Like Lucy, Allison would up at Aid to Women thinking that it would facilitate an abortion. But unlike the abortion providers, Aid to Women had a ready answer to Allison’s question. There too, she had the good fortune to meet prolife activist Linda Gibbons, who has spent much of the last two years in prison for ignoring Ontario’s injunction against pro-life demonstration.
“I spent three hours with Linda gibbons that day,” Allison said. “She opened my eyes to the humanity of the unborn child. It was the turning point in my decision.”
Allison found that instead of being rejected by friends, family and her church congregation, she received support and encouragement for her decision to keep the baby.
And today, Allison is the proud, vibrant parent of beautiful two-year-old daughter Jhmiah, named for the Book of Jeremiah, chapter 29. For Allison that verse has special significance: “For I know well the plans I have in mind for you, says the Lord, plans for your welfare, not for your woe, plans to give you a future full of hope.”
Allison repaid her debt of gratitude to Linda Gibbons on the occasion of Gibbons’ latest arrest January 20 outside the Scott abortuary in Toronto. As Linda was being hauled into one of four attending police cruisers, Allison called out, “thank you Linda for saving my baby.” The message, picked up by a television crew filming the arrest, provoked a quiet smile and modest wave of her hand as Linda was driven away.
Allison in turn supports Aid to Women by organizing regular donations of baby formula through a contact she has at a pediatrician’s office.
Allison’s gratitude and the joy Jhmiah has brought to her young life do not in themselves overcome the difficulties faced by a single parent in a sluggish economy. In fact, Allison is still sorting out her future with thoughts of returning to television work or setting up a single-parents’ ministry from her home. Nonetheless she remains optimistic and the devotion she feels towards daughter Jhmiah speaks volumes about a life-affirming decision she made 24 months ago.
The cases of Lucy and Allison at Aid to Women might lead some to suggest that the agency uses deception in getting abortion-seeking women to change their minds.

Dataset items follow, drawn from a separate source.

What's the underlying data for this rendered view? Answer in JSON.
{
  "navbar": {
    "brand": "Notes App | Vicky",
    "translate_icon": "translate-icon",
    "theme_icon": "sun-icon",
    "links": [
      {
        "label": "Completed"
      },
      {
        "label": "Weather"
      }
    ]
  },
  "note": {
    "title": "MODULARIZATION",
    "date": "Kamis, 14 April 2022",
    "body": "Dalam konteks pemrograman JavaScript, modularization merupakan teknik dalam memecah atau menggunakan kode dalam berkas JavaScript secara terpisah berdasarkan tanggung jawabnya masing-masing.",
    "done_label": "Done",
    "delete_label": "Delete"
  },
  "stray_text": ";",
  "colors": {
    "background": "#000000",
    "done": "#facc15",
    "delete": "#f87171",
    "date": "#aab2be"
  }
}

Aid to Women volunteers and counsellors admit that many pregnant women arrive at the facility thinking it provides abortion referrals. It is located next door to the abortion-providing Cabbagetown Women’s Clinic and a second abortion facility is just steps away. A sign outside the Aid to Women office and printed advertisements do not immediately suggest it is a pro-life centre.

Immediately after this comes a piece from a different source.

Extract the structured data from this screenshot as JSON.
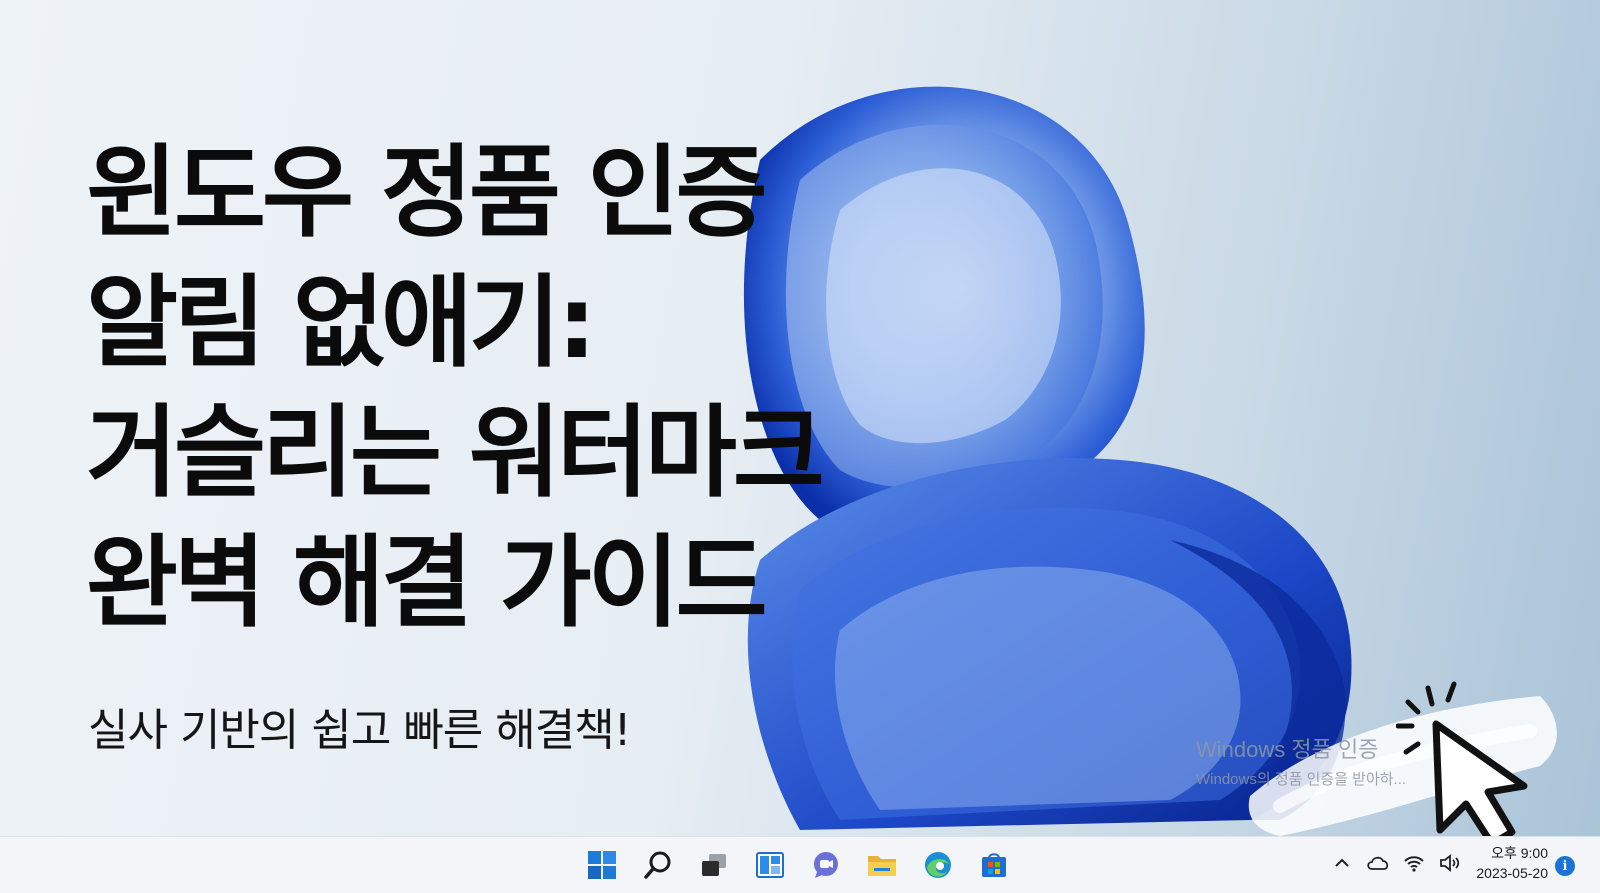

Aid to Women director Joanne Dieleman told The Interim that each pregnant woman who mistakenly winds up at Aid to Women represents an opportunity.
“There’s no doubt some women come here thinking this is an abortion clinic,” Dieleman said. “In that case, we ask them to sit down and see if we can find another answer to their problem.”
Dieleman said some of these women immediately walk away when they learn of Aid to Women’s real purpose, but others are receptive to the pro-life alternative.
“There’s no deception used at Aid to Women,” said volunteer George Eygenraam. “We never lead these women to believe that they have come to an abortion clinic. We won’t tell them anything that is not true, but if they are willing to listen to us, we’ll do all we can to give them alternatives.”
The experience of changing even some women’s minds is rewarding for volunteers at Aid to Women. It suggests that for many women, the decision to abort is made in desperation, often exacerbated by concerns over reputation, career, money or long-term security. If these women can be assured of support and assistance from the community, a number of unborn children can be saved.